Buenos Aires tiene esos edificios decimonónicos y esa mezcla monstruosa de basura y esplendor. Cuando Henrik y Greta se conocieron en Buenos Aires, prometieron vivir el resto de sus vidas allí. Una ciudad ajena y apropiada. Expropiada. Una tierra tan singular como anacrónica. De todas formas, los viajeros rara vez se conectan con la soledad más de tres meses. Quizás alguna universidad norteamericana haya hecho un estudio sobre ese tema. Pero bien sabían Greta y Henrik que contarían con placebos como el couchsurfing y sus reuniones bizarras, sus inventos de karaoke, fiestas de disfraces, campamentos, reuniones religiosas, siempre espolvoreadas de ácidos, marihuana y litros de cerveza. Sexo con locales para deleite del foráneo. Eso, exactamente, pretendían los argentinos en las reuniones; colgar en sus paredes el trofeo de caza de países difíciles de pronunciar, coger en dialectos, acariciar pieles curtidas o cuidadas por otros soles. Y los extranjeros buscaban impregnarse en la verdadera esencia del país, los jugos internos del buen salvaje. Literalmente.

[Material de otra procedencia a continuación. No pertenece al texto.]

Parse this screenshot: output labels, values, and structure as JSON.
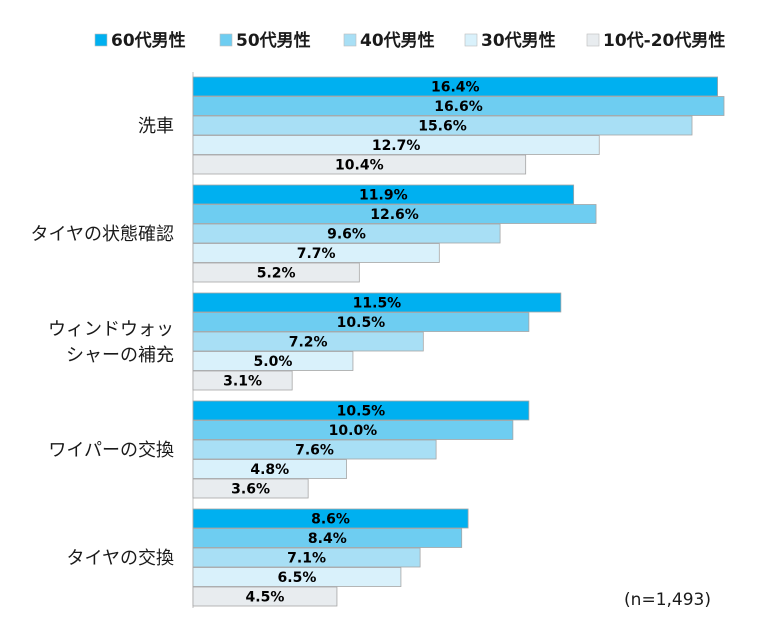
{
  "chart_data": {
    "type": "bar",
    "orientation": "horizontal",
    "title": "",
    "xlabel": "",
    "ylabel": "",
    "categories": [
      [
        "洗車"
      ],
      [
        "タイヤの状態確認"
      ],
      [
        "ウィンドウォッ",
        "シャーの補充"
      ],
      [
        "ワイパーの交換"
      ],
      [
        "タイヤの交換"
      ]
    ],
    "series": [
      {
        "name": "60代男性",
        "color": "#00b0f0",
        "values": [
          16.4,
          11.9,
          11.5,
          10.5,
          8.6
        ],
        "labels": [
          "16.4%",
          "11.9%",
          "11.5%",
          "10.5%",
          "8.6%"
        ]
      },
      {
        "name": "50代男性",
        "color": "#6ecdf1",
        "values": [
          16.6,
          12.6,
          10.5,
          10.0,
          8.4
        ],
        "labels": [
          "16.6%",
          "12.6%",
          "10.5%",
          "10.0%",
          "8.4%"
        ]
      },
      {
        "name": "40代男性",
        "color": "#a8dff5",
        "values": [
          15.6,
          9.6,
          7.2,
          7.6,
          7.1
        ],
        "labels": [
          "15.6%",
          "9.6%",
          "7.2%",
          "7.6%",
          "7.1%"
        ]
      },
      {
        "name": "30代男性",
        "color": "#d9f1fb",
        "values": [
          12.7,
          7.7,
          5.0,
          4.8,
          6.5
        ],
        "labels": [
          "12.7%",
          "7.7%",
          "5.0%",
          "4.8%",
          "6.5%"
        ]
      },
      {
        "name": "10代-20代男性",
        "color": "#e8ecef",
        "values": [
          10.4,
          5.2,
          3.1,
          3.6,
          4.5
        ],
        "labels": [
          "10.4%",
          "5.2%",
          "3.1%",
          "3.6%",
          "4.5%"
        ]
      }
    ],
    "xlim": [
      0,
      16.6
    ],
    "grid": false,
    "legend": "top",
    "annotation": "(n=1,493)"
  }
}
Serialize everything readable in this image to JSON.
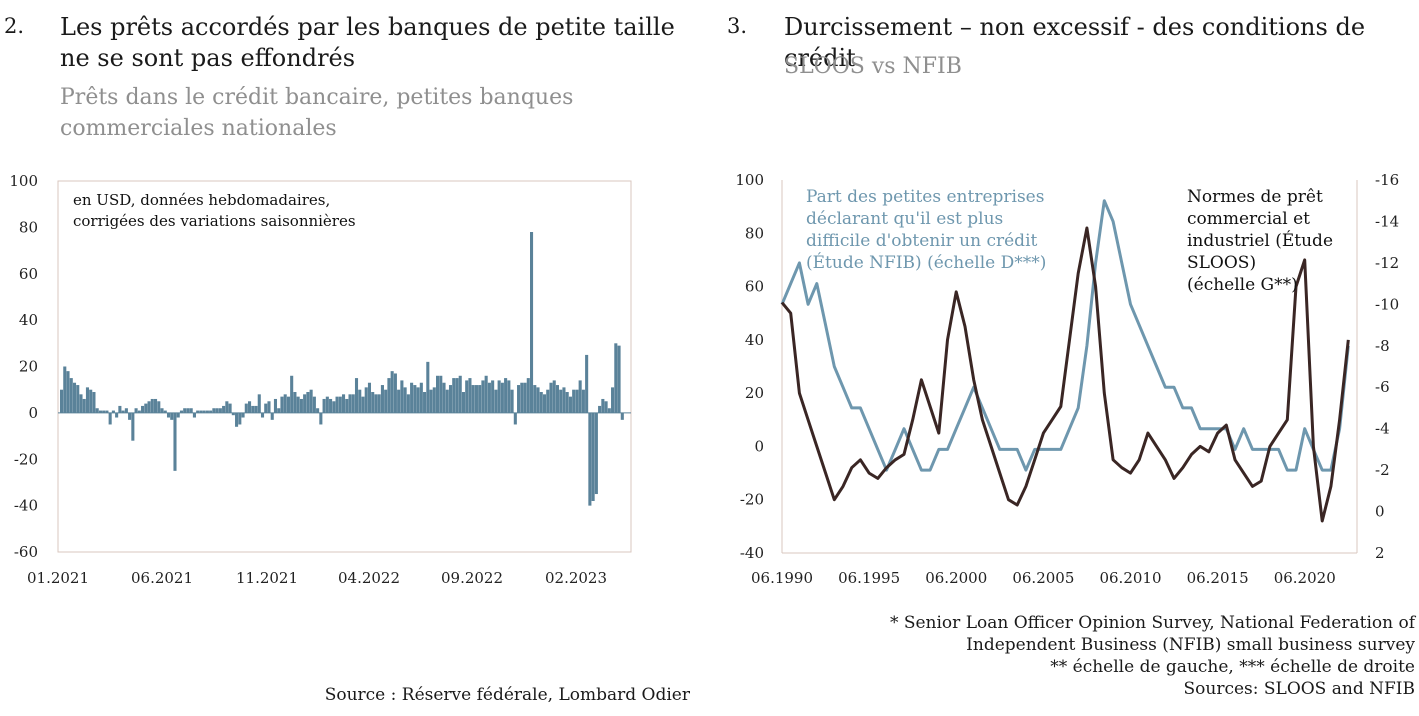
{
  "left": {
    "number": "2.",
    "title_line1": "Les prêts accordés par les banques de petite taille",
    "title_line2": "ne se sont pas effondrés",
    "subtitle_line1": "Prêts dans le crédit bancaire, petites banques",
    "subtitle_line2": "commerciales nationales",
    "note_line1": "en USD, données hebdomadaires,",
    "note_line2": "corrigées des variations saisonnières",
    "source": "Source : Réserve fédérale, Lombard Odier"
  },
  "right": {
    "number": "3.",
    "title": "Durcissement – non excessif - des conditions de crédit",
    "subtitle": "SLOOS vs NFIB",
    "nfib_label": [
      "Part des petites entreprises",
      "déclarant qu'il est plus",
      "difficile d'obtenir un crédit",
      "(Étude NFIB) (échelle D***)"
    ],
    "sloos_label": [
      "Normes de prêt",
      "commercial et",
      "industriel (Étude",
      "SLOOS)",
      "(échelle G**)"
    ],
    "footnote1": "* Senior Loan Officer Opinion Survey, National Federation of",
    "footnote2": "Independent Business (NFIB) small business survey",
    "footnote3": "** échelle de gauche, *** échelle de droite",
    "footnote4": "Sources: SLOOS and NFIB"
  },
  "colors": {
    "bar": "#5a8299",
    "nfib": "#6e97ae",
    "sloos": "#3a2624",
    "frame": "#d9c7bf"
  },
  "chart_data": [
    {
      "type": "bar",
      "ylim": [
        -60,
        100
      ],
      "yticks": [
        100,
        80,
        60,
        40,
        20,
        0,
        -20,
        -40,
        -60
      ],
      "xtick_labels": [
        "01.2021",
        "06.2021",
        "11.2021",
        "04.2022",
        "09.2022",
        "02.2023"
      ],
      "values": [
        10,
        20,
        18,
        15,
        13,
        12,
        8,
        6,
        11,
        10,
        9,
        2,
        1,
        1,
        1,
        -5,
        1,
        -2,
        3,
        1,
        2,
        -3,
        -12,
        2,
        1,
        3,
        4,
        5,
        6,
        6,
        5,
        2,
        1,
        -2,
        -3,
        -25,
        -2,
        1,
        2,
        2,
        2,
        -2,
        1,
        1,
        1,
        1,
        1,
        2,
        2,
        2,
        3,
        5,
        4,
        -1,
        -6,
        -5,
        -2,
        4,
        5,
        3,
        3,
        8,
        -2,
        4,
        5,
        -3,
        6,
        2,
        7,
        8,
        7,
        16,
        9,
        7,
        6,
        8,
        9,
        10,
        7,
        2,
        -5,
        6,
        7,
        6,
        5,
        7,
        7,
        8,
        6,
        8,
        8,
        15,
        10,
        7,
        11,
        13,
        9,
        8,
        8,
        12,
        10,
        15,
        18,
        17,
        10,
        14,
        11,
        8,
        13,
        12,
        11,
        13,
        9,
        22,
        10,
        11,
        16,
        16,
        13,
        10,
        12,
        15,
        15,
        16,
        9,
        14,
        15,
        12,
        12,
        12,
        14,
        16,
        13,
        14,
        10,
        14,
        13,
        15,
        14,
        10,
        -5,
        12,
        13,
        13,
        15,
        78,
        12,
        11,
        9,
        8,
        10,
        13,
        14,
        12,
        10,
        11,
        9,
        7,
        10,
        10,
        14,
        10,
        25,
        -40,
        -38,
        -35,
        3,
        6,
        5,
        2,
        11,
        30,
        29,
        -3
      ]
    },
    {
      "type": "line",
      "xtick_labels": [
        "06.1990",
        "06.1995",
        "06.2000",
        "06.2005",
        "06.2010",
        "06.2015",
        "06.2020"
      ],
      "ylim_left": [
        -40,
        100
      ],
      "yticks_left": [
        100,
        80,
        60,
        40,
        20,
        0,
        -20,
        -40
      ],
      "ylim_right": [
        2,
        -16
      ],
      "yticks_right": [
        -16,
        -14,
        -12,
        -10,
        -8,
        -6,
        -4,
        -2,
        0,
        2
      ],
      "series": [
        {
          "name": "Part des petites entreprises déclarant qu'il est plus difficile d'obtenir un crédit (Étude NFIB) (échelle D***)",
          "axis": "right",
          "x": [
            1990.5,
            1991,
            1991.5,
            1992,
            1992.5,
            1993,
            1993.5,
            1994,
            1994.5,
            1995,
            1995.5,
            1996,
            1996.5,
            1997,
            1997.5,
            1998,
            1998.5,
            1999,
            1999.5,
            2000,
            2000.5,
            2001,
            2001.5,
            2002,
            2002.5,
            2003,
            2003.5,
            2004,
            2004.5,
            2005,
            2005.5,
            2006,
            2006.5,
            2007,
            2007.5,
            2008,
            2008.5,
            2009,
            2009.5,
            2010,
            2010.5,
            2011,
            2011.5,
            2012,
            2012.5,
            2013,
            2013.5,
            2014,
            2014.5,
            2015,
            2015.5,
            2016,
            2016.5,
            2017,
            2017.5,
            2018,
            2018.5,
            2019,
            2019.5,
            2020,
            2020.5,
            2021,
            2021.5,
            2022,
            2022.5,
            2023
          ],
          "values": [
            -10,
            -11,
            -12,
            -10,
            -11,
            -9,
            -7,
            -6,
            -5,
            -5,
            -4,
            -3,
            -2,
            -3,
            -4,
            -3,
            -2,
            -2,
            -3,
            -3,
            -4,
            -5,
            -6,
            -5,
            -4,
            -3,
            -3,
            -3,
            -2,
            -3,
            -3,
            -3,
            -3,
            -4,
            -5,
            -8,
            -12,
            -15,
            -14,
            -12,
            -10,
            -9,
            -8,
            -7,
            -6,
            -6,
            -5,
            -5,
            -4,
            -4,
            -4,
            -4,
            -3,
            -4,
            -3,
            -3,
            -3,
            -3,
            -2,
            -2,
            -4,
            -3,
            -2,
            -2,
            -4,
            -8
          ]
        },
        {
          "name": "Normes de prêt commercial et industriel (Étude SLOOS) (échelle G**)",
          "axis": "left",
          "x": [
            1990.5,
            1991,
            1991.5,
            1992,
            1992.5,
            1993,
            1993.5,
            1994,
            1994.5,
            1995,
            1995.5,
            1996,
            1996.5,
            1997,
            1997.5,
            1998,
            1998.5,
            1999,
            1999.5,
            2000,
            2000.5,
            2001,
            2001.5,
            2002,
            2002.5,
            2003,
            2003.5,
            2004,
            2004.5,
            2005,
            2005.5,
            2006,
            2006.5,
            2007,
            2007.5,
            2008,
            2008.5,
            2009,
            2009.5,
            2010,
            2010.5,
            2011,
            2011.5,
            2012,
            2012.5,
            2013,
            2013.5,
            2014,
            2014.5,
            2015,
            2015.5,
            2016,
            2016.5,
            2017,
            2017.5,
            2018,
            2018.5,
            2019,
            2019.5,
            2020,
            2020.5,
            2021,
            2021.5,
            2022,
            2022.5,
            2023
          ],
          "values": [
            54,
            50,
            20,
            10,
            0,
            -10,
            -20,
            -15,
            -8,
            -5,
            -10,
            -12,
            -8,
            -5,
            -3,
            10,
            25,
            15,
            5,
            40,
            58,
            45,
            25,
            10,
            0,
            -10,
            -20,
            -22,
            -15,
            -5,
            5,
            10,
            15,
            40,
            65,
            82,
            60,
            20,
            -5,
            -8,
            -10,
            -5,
            5,
            0,
            -5,
            -12,
            -8,
            -3,
            0,
            -2,
            5,
            8,
            -5,
            -10,
            -15,
            -13,
            0,
            5,
            10,
            60,
            70,
            0,
            -28,
            -15,
            10,
            40
          ]
        }
      ]
    }
  ]
}
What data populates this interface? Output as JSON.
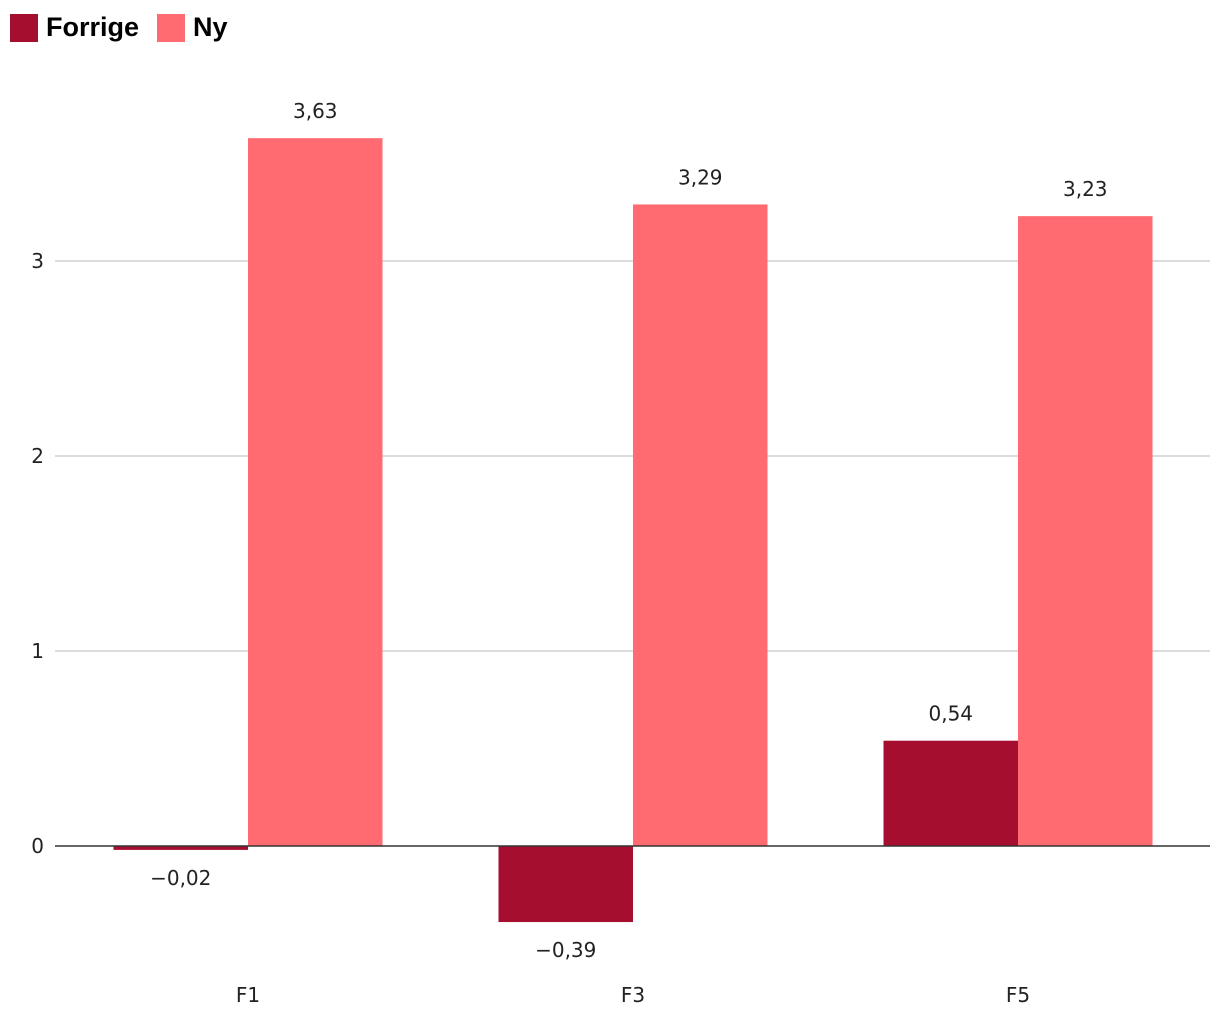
{
  "chart_data": {
    "type": "bar",
    "categories": [
      "F1",
      "F3",
      "F5"
    ],
    "series": [
      {
        "name": "Forrige",
        "color": "#a50e2f",
        "values": [
          -0.02,
          -0.39,
          0.54
        ],
        "labels": [
          "−0,02",
          "−0,39",
          "0,54"
        ]
      },
      {
        "name": "Ny",
        "color": "#ff6b71",
        "values": [
          3.63,
          3.29,
          3.23
        ],
        "labels": [
          "3,63",
          "3,29",
          "3,23"
        ]
      }
    ],
    "yticks": [
      0,
      1,
      2,
      3
    ],
    "ytick_labels": [
      "0",
      "1",
      "2",
      "3"
    ],
    "ylim": [
      -0.5,
      4
    ],
    "grid": true,
    "legend_position": "top-left",
    "gridline_color": "#c8c8c8",
    "zero_line_color": "#333333"
  }
}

Henrik vio por primera vez a Greta en una de esas fiestas y descolgó a la petisa teñida de rojo que intentaba treparse a su barba y darle de tomar de su cerveza como si Henrik fuese un discapacitado motriz. La petisa tenía las piernas cortas y los brazos acordes a todo su tamaño. Se llamaba Romina, decía practicar Pole Dance y ser buena en el sexo oral. No es que eso estuviese en su perfil de couchsurfer, sino que insistía en gritárselo a la oreja a Henrik. A través de las cabezas de varios latinos de diferentes colores, atuendos y nivel de alcohol en sangre, Henrik detectó el metro ochenta de Greta como si sus genes nórdicos lo preparasen para ese momento. Algo en el olor de las mujeres de estas latitudes le generaba cierto rechazo y atracción. Nunca lo diría abiertamente, ni aun a Greta. Seguramente estaba relacionado con la alimentación, se excusaba Henrik en silencio, espantado por sus pensamientos políticamente incorrectos. Pero no podía evitarlo. Odiaba chuparlas, besarlas. Odiaba que tuvieran problemas odontológicos. A la mayoría le faltaba alguna muela o tenía los dientes pintados por tabaco, café o mate. Las sonrisas hediondas, las entrepiernas de olor fuerte, esa manía por adornarse demasiado.

Henrik no es particularmente observador, por lo cual abarca de un vistazo una generalización exasperante. Su incomodidad tiñe a todas las mujeres con los mismos tonos, como si todas fuesen la Romina que le atraía y repelía por sus colores chillones. Greta era todo lo contrario. Sin maquillaje, sencilla, con cuello de gacela y piernas de maniquí, siempre demasiado concentrada en quienquiera que fuese su interlocutor, tratando de absorberlo todo, con ese castellano impecable, mejor que el de los propios argentinos del montón. Henrik apenas balbucea fórmulas que se aprendió con empecinamiento para hacerse la vida más fácil. El resto lo expresa en inglés.

En ese primer encuentro no imaginaban que construirían juntos un castillo que ya nació viejo, en la zona vieja de la vieja ciudad que se rehúsa a disimular su edad. Los enamorados viven en una infancia eterna donde la madurez promete quedarse quietos, abrazados, expulsando de la ecuación los viajes o los sueños que los vuelvan otros.